Il sindaco Ferrara media con i sindacati e supera lo stallo: sì alla proroga per altri due mesi A stretto giro l’accordo con l’impegno a trovare una soluzione durante i prossimi 60 giorni
CHIETI. A due giorni dalla scadenza del contratto dei lavoratori di Teateservizi, sindacati e Comune riescono a trovare l’accordo sulla proroga dei contratti. Dopo una settimana di stallo, per trovare la quadra i rappresentanti sindacali hanno deciso di rivolgersi direttamente al sindaco Diego Ferrara che ieri mattina li ha incontrati in Comune. Con l’amministratore della società pubblica Massimo Marchetti non si era riusciti a trovare un’intesa sul futuro dei 22 lavoratori in scadenza di contratto (20 interinali e due a tempo determinato). Ieri alla presenza del sindaco, dell’assessore al personale Enrico Raimondi e del consigliere delegato alle partecipate Andrea Rondinini, i sindacati sono riusciti a raggiungere un accordo, che però al momento è ancora informale non essendo stato ancora firmato. La parte sindacale era presente con Smeraldo Ricciuti (Confsal Funzioni locali), Vincenzo Mennucci (Cisl Fp), Francesca Piscione (Felsa Cisl) e Mario Miccoli (Uil Fpl e Uiltucs) e con la rappresentanza sindacale aziendale composta da Gabriella Cipressi, Paolo Di Primio, Carmine Narni ed Emiliano Di Muzio. L’intesa prevede che i contratti verranno rinnovati per due mesi e, nel corso dei 60 giorni, si valuteranno tutte le soluzioni migliori per dare stabilità a questi lavoratori, attraverso assunzioni dirette da parte della società pubblica.

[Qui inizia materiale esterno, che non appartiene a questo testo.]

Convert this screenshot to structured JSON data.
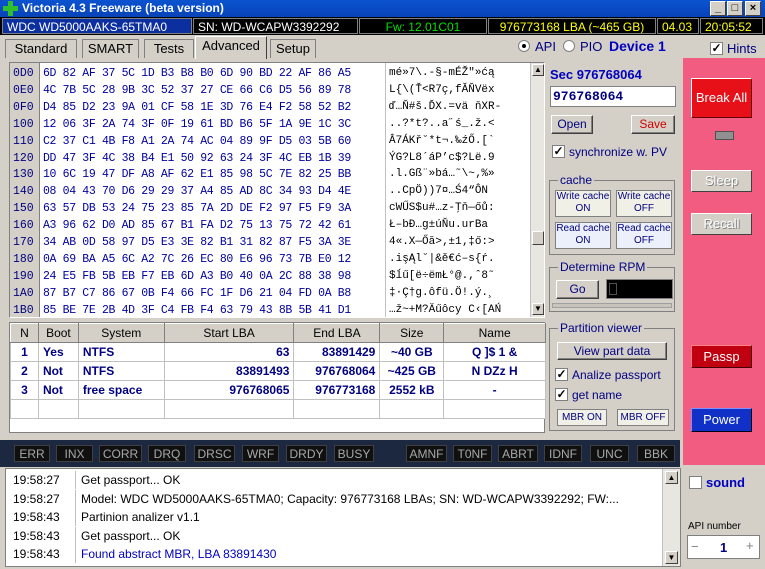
{
  "window": {
    "title": "Victoria 4.3 Freeware (beta version)"
  },
  "infobar": {
    "model": "WDC WD5000AAKS-65TMA0",
    "serial": "SN: WD-WCAPW3392292",
    "firmware": "Fw: 12.01C01",
    "lba": "976773168 LBA (~465 GB)",
    "date": "04.03",
    "time": "20:05:52"
  },
  "tabs": [
    "Standard",
    "SMART",
    "Tests",
    "Advanced",
    "Setup"
  ],
  "mode": {
    "api": "API",
    "pio": "PIO",
    "device": "Device 1",
    "hints": "Hints"
  },
  "hex": [
    {
      "a": "0D0",
      "h": "6D 82 AF 37 5C 1D B3 B8 B0 6D 90 BD 22 AF 86 A5",
      "s": "mé»7\\.-§-mÉŽ\"»ćą"
    },
    {
      "a": "0E0",
      "h": "4C 7B 5C 28 9B 3C 52 37 27 CE 66 C6 D5 56 89 78",
      "s": "L{\\(Ť<R7ç,fĂŇVëx"
    },
    {
      "a": "0F0",
      "h": "D4 85 D2 23 9A 01 CF 58 1E 3D 76 E4 F2 58 52 B2",
      "s": "ď…Ň#š.ĎX.=vä ňXR-"
    },
    {
      "a": "100",
      "h": "12 06 3F 2A 74 3F 0F 19 61 BD B6 5F 1A 9E 1C 3C",
      "s": "..?*t?..a˝ś_.ž.<"
    },
    {
      "a": "110",
      "h": "C2 37 C1 4B F8 A1 2A 74 AC 04 89 9F D5 03 5B 60",
      "s": "Â7ÁKř˘*t¬.‰źŐ.[`"
    },
    {
      "a": "120",
      "h": "DD 47 3F 4C 38 B4 E1 50 92 63 24 3F 4C EB 1B 39",
      "s": "ÝG?L8´áP’c$?Lë.9"
    },
    {
      "a": "130",
      "h": "10 6C 19 47 DF A8 AF 62 E1 85 98 5C 7E 82 25 BB",
      "s": ".l.Gß¨»bá…˜\\~‚%»"
    },
    {
      "a": "140",
      "h": "08 04 43 70 D6 29 29 37 A4 85 AD 8C 34 93 D4 4E",
      "s": "..CpÖ))7¤…­Ś4“ÔN"
    },
    {
      "a": "150",
      "h": "63 57 DB 53 24 75 23 85 7A 2D DE F2 97 F5 F9 3A",
      "s": "cWŰS$u#…z-Ţň—őů:"
    },
    {
      "a": "160",
      "h": "A3 96 62 D0 AD 85 67 B1 FA D2 75 13 75 72 42 61",
      "s": "Ł–bĐ­…g±úŇu.urBa"
    },
    {
      "a": "170",
      "h": "34 AB 0D 58 97 D5 E3 3E 82 B1 31 82 87 F5 3A 3E",
      "s": "4«.X—Őă>‚±1‚‡ő:>"
    },
    {
      "a": "180",
      "h": "0A 69 BA A5 6C A2 7C 26 EC 80 E6 96 73 7B E0 12",
      "s": ".işĄl˘|&ě€ć–s{ŕ."
    },
    {
      "a": "190",
      "h": "24 E5 FB 5B EB F7 EB 6D A3 B0 40 0A 2C 88 38 98",
      "s": "$ĺű[ë÷ëmŁ°@.,ˆ8˜"
    },
    {
      "a": "1A0",
      "h": "87 B7 C7 86 67 0B F4 66 FC 1F D6 21 04 FD 0A B8",
      "s": "‡·Ç†g.ôfü.Ö!.ý.¸"
    },
    {
      "a": "1B0",
      "h": "85 BE 7E 2B 4D 3F C4 FB F4 63 79 43 8B 5B 41 D1",
      "s": "…ž~+M?Äűôcy C‹[AŃ"
    }
  ],
  "sector": {
    "label": "Sec 976768064",
    "value": "976768064",
    "open": "Open",
    "save": "Save",
    "sync": "synchronize w. PV"
  },
  "cache": {
    "title": "cache",
    "wr_on": "Write cache ON",
    "wr_off": "Write cache OFF",
    "rd_on": "Read cache ON",
    "rd_off": "Read cache OFF"
  },
  "rpm": {
    "title": "Determine RPM",
    "go": "Go"
  },
  "partview": {
    "title": "Partition viewer",
    "view": "View part data",
    "analize": "Analize passport",
    "getname": "get name",
    "mbr_on": "MBR ON",
    "mbr_off": "MBR OFF"
  },
  "ptable": {
    "headers": [
      "N",
      "Boot",
      "System",
      "Start LBA",
      "End LBA",
      "Size",
      "Name"
    ],
    "rows": [
      [
        "1",
        "Yes",
        "NTFS",
        "63",
        "83891429",
        "~40 GB",
        "Q ]$ 1  &"
      ],
      [
        "2",
        "Not",
        "NTFS",
        "83891493",
        "976768064",
        "~425 GB",
        "N  DZz  H"
      ],
      [
        "3",
        "Not",
        "free space",
        "976768065",
        "976773168",
        "2552 kB",
        "-"
      ]
    ]
  },
  "flags": [
    "ERR",
    "INX",
    "CORR",
    "DRQ",
    "DRSC",
    "WRF",
    "DRDY",
    "BUSY",
    "AMNF",
    "T0NF",
    "ABRT",
    "IDNF",
    "UNC",
    "BBK"
  ],
  "log": [
    {
      "t": "19:58:27",
      "m": "Get passport... OK",
      "c": "#000"
    },
    {
      "t": "19:58:27",
      "m": "Model: WDC WD5000AAKS-65TMA0; Capacity: 976773168 LBAs; SN: WD-WCAPW3392292; FW:...",
      "c": "#000"
    },
    {
      "t": "19:58:43",
      "m": "Partinion analizer v1.1",
      "c": "#000"
    },
    {
      "t": "19:58:43",
      "m": "Get passport... OK",
      "c": "#000"
    },
    {
      "t": "19:58:43",
      "m": "Found abstract MBR, LBA 83891430",
      "c": "#0000c0"
    }
  ],
  "right": {
    "break": "Break All",
    "sleep": "Sleep",
    "recall": "Recall",
    "passp": "Passp",
    "power": "Power",
    "sound": "sound",
    "api_label": "API number",
    "api_value": "1"
  }
}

A sancire l’impegno è stato lo stesso sindaco Ferrara che, al termine della riunione sindacale, ha voluto incontrare una delegazione di lavoratori della società pubblica che era rimasta fuori dal Comune in attesa della conclusione della trattativa. Ferrara ha ricordato loro gli impegni presi nel corso della campagna elettorale a favore dei precari della società pubblica e ha assicurato che avrebbe fatto di tutto per migliorare la loro situazione, nonostante le difficoltà di bilancio e l’avvio del predissesto. I sindacati, a loro volta, hanno fatto presente che tra i precari della Teateservizi ci sono persone che lavorano da moltissimi anni a servizio della società pubblica e, sebbene precarie, rendono servizi essenziali e stabili alla società e quindi meriterebbero contratti stabili e non rinnovi di mese in mese. I sindacati si sono detti soddisfatti per l’accordo che, una volta sottoscritto, dovrà essere completato con l’individuazione di percorsi lavorativi più sostenibili per i dipendenti.